0

Consider a data frame as shown here.

import pandas as pd
data= [
    {'col1':'101', 'col2': '101', 'col3':'1321'},
    {'col1':'99', 'col2': '99', 'col3':'101'},
    {'col1':'21', 'col2': '23', 'col3':'99'},
    {'col1':'47', 'col2': '67', 'col3':'47'},
    {'col1':'1321', 'col2': '47', 'col3':'23'}
           ]
df = pd.DataFrame(data)

How can I calculate Jaccard similarity between each column and then plot it on a heatmap?

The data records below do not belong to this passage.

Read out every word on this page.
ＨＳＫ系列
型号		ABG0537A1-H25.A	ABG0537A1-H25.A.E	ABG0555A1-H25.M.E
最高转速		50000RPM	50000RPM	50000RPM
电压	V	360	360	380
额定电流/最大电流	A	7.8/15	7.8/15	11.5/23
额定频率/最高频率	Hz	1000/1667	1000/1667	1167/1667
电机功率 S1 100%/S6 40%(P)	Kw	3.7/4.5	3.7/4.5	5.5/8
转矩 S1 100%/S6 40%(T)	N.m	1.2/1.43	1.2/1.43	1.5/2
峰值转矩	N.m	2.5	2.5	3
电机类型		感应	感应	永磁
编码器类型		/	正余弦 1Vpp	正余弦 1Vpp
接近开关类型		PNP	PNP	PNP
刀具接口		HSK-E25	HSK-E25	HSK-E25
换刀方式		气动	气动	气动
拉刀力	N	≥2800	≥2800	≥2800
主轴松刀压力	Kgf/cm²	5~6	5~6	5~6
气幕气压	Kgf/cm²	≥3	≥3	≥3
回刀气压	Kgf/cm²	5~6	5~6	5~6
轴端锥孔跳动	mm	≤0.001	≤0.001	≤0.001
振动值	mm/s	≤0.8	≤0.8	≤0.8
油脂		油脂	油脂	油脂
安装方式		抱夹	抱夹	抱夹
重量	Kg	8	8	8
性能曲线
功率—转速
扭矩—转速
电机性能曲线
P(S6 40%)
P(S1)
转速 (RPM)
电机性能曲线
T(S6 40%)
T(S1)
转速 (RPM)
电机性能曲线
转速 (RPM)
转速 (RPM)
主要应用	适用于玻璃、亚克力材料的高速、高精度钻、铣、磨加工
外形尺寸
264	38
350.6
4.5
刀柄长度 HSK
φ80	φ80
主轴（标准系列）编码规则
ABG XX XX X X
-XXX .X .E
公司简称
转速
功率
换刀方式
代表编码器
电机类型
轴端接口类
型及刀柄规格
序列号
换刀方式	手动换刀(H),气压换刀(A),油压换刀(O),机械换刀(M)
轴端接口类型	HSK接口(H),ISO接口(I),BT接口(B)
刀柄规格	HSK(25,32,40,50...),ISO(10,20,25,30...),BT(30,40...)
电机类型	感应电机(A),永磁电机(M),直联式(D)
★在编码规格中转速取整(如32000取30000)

Doing something like this does not seem right.

df111 = df.to_numpy()
res = 1 - pdist(df111, 'jaccard')

1 Answers1

0

I was able to find the exact solution from another thread. How to compute jaccard similarity from a pandas dataframe

posting the solution from that thread. credit goes to ayhan

from sklearn.metrics.pairwise import pairwise_distances
import seaborn as sns

jac_sim = 1 - pairwise_distances(plot_df1.T, metric = "hamming")
jac_sim = pd.DataFrame(jac_sim, index=plot_df1.columns, columns=plot_df1.columns)
sns.heatmap(jac_sim)